Durchflussmessgerät für die Massdurchflussmessung

Massendurchfluss-Regler

Durchflussmessgerät für die Massendurchflussregelung

Flüssigkeits-Durchflussmesser

Durchflussmessgerät für die Messung von Flüssigkeiten

Über unsere Druckmessgeräte

Modernste Technik für den stationären und mobilen Einsatz

Durchflussmessung

Wer sich zum ersten Mal mit dem Bereich Durchflussmessung auseinandersetzt, stellt schnell fest, dass er es durchaus mit einem umfassenden und komplizierten Teilgebiet der Messtechnik zu tun hat. Viele physikalischen Größen und Gesetze gilt es hierbei zu beachten, viele Hürden zu umschiffen. Hier eine physikalisch korrekte Abhandlung über den gesamten Bereich der Durchflussmessung zu schreiben, würde den Rahmen dieses Katalogs sprengen. Vielmehr soll diese Seite dazu dienen, eine grobe Darstellung der Durchfluss-Messtechniken zu vermitteln, eventuelle Fragen zu klären und die von mensaura bevorzugte thermische Massendurchflussmessung näher zu erläutern.
Beim Thema Durchflussmessgerät stößt man unwillkürlich auf die Frage, ob man Massestrom oder Volumenstrom messen soll, sowie auf eine Anzahl an physikalischen Gesetzen, die es dabei zu beachten gibt. Aber weder Robert Boyle, Amedeo Avogadro noch Joseph Louis Gay-Lussac, bzw. deren Gesetze, erleichtern einem die Auswahl. Aber vielleicht können wir das mit einer kurzen Beschreibung der beiden Messmethoden- die bewusst auf Gleichungen und Formeln verzichtet - tun.

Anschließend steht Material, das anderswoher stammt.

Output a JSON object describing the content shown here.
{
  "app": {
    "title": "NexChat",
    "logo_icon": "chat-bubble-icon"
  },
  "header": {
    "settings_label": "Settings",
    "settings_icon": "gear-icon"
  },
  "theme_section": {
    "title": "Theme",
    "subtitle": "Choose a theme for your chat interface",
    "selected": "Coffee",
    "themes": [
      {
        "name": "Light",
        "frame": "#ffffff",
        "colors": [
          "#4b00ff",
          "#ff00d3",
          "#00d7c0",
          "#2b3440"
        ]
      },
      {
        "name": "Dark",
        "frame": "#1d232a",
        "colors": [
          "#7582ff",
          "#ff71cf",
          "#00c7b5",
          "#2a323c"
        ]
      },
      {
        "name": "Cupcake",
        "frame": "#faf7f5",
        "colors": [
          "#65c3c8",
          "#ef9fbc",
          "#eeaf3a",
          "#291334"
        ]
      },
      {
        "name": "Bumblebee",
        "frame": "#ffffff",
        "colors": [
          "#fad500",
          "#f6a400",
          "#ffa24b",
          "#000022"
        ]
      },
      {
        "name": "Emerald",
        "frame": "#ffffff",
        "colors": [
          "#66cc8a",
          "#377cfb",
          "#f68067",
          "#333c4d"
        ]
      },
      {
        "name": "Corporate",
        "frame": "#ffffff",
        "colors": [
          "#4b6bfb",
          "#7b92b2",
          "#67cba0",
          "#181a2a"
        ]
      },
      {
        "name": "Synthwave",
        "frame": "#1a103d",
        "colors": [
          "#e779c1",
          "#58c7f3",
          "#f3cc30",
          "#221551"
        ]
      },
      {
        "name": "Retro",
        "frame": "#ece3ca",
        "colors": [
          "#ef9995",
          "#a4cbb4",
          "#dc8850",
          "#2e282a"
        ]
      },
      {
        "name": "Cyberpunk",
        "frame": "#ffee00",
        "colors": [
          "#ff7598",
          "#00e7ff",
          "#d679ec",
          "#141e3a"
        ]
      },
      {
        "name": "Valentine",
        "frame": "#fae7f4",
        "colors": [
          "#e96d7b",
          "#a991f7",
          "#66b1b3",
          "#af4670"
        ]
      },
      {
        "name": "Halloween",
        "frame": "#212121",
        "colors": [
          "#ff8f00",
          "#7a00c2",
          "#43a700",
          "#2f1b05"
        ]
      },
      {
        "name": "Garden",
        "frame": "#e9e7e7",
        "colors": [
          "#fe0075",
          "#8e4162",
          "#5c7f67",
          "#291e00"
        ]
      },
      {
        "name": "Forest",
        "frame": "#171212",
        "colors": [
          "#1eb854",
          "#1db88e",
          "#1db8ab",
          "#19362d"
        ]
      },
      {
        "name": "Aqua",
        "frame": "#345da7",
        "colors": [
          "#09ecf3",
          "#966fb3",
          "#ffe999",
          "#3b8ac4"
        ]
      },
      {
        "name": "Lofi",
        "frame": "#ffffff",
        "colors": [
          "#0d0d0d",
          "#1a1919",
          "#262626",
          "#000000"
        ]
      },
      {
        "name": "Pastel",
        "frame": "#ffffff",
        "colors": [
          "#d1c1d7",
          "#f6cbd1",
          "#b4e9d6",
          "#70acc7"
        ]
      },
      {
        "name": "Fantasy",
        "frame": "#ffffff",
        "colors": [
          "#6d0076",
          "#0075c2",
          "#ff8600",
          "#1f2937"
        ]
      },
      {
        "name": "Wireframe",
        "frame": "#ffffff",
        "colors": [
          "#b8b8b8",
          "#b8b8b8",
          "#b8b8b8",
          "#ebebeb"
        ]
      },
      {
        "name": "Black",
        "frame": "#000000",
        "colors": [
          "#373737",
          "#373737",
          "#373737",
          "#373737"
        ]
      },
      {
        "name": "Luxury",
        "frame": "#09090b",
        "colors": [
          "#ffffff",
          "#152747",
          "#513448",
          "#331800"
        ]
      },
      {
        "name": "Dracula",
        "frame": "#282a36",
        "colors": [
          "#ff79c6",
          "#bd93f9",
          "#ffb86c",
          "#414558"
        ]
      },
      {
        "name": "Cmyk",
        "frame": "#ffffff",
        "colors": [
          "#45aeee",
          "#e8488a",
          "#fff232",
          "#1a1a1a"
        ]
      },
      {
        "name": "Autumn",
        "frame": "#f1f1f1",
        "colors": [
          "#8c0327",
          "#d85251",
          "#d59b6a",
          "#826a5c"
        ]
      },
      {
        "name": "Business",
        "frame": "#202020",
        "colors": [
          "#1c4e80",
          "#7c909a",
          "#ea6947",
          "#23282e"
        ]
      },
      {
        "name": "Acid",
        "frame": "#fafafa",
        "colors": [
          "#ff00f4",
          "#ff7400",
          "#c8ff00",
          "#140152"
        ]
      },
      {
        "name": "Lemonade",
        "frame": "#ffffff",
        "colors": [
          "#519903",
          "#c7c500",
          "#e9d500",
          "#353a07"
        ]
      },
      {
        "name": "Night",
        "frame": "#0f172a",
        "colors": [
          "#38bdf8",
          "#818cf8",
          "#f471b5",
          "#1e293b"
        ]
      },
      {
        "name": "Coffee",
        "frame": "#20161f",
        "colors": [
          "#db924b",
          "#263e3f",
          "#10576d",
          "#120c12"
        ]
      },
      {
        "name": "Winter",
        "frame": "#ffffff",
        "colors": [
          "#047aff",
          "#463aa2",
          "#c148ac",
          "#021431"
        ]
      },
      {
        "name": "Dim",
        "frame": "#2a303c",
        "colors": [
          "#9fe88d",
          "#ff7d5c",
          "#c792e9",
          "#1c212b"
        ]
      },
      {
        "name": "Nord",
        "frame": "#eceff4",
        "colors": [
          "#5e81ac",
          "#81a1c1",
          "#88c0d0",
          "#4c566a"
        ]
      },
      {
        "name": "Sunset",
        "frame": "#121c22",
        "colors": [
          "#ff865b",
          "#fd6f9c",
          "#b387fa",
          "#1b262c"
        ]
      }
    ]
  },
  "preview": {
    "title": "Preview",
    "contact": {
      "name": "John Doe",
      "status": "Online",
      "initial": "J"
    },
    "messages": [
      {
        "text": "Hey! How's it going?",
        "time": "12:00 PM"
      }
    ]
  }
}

Durchflussmessgerät Volumenstrom:

Ein Durchflussmessgerät, das den Volumenstrom misst, misst das Volumen eines bestimmten Mediums pro Zeiteinheit. Gebräuchliche Einheiten sind hier m³/s oder ml/min, gebräuchliche Verfahren sind die Messungen mittels Schwebekörpern oder Wirkdruckverfahren (Messblende, Laminar Flow Element).
Vorteil der Volumenstrommessung ist die Unabhängigkeit der Messung von der Art des Gases.
Nachteil der Volumenstrommessung ist der große Einfluss von Temperatur und Druck auf das Messergebnis. Stellt sich in der Messstrecke eine Temperaturänderung des Mediums ein, so ändert sich der gemessene Durchfluss.
Um aussagekräftige und vergleichbare Messergebnisse zu erhalten, muss man bei der Volumen-strommessung also immer den Druck und die Temperatur berücksichtigen, bzw. rechnet man den gemessenen Volumenstrom auf Normbedingungen um (siehe rechts), um ein korrektes und reproduzierbares Messergebnis zu erhalten.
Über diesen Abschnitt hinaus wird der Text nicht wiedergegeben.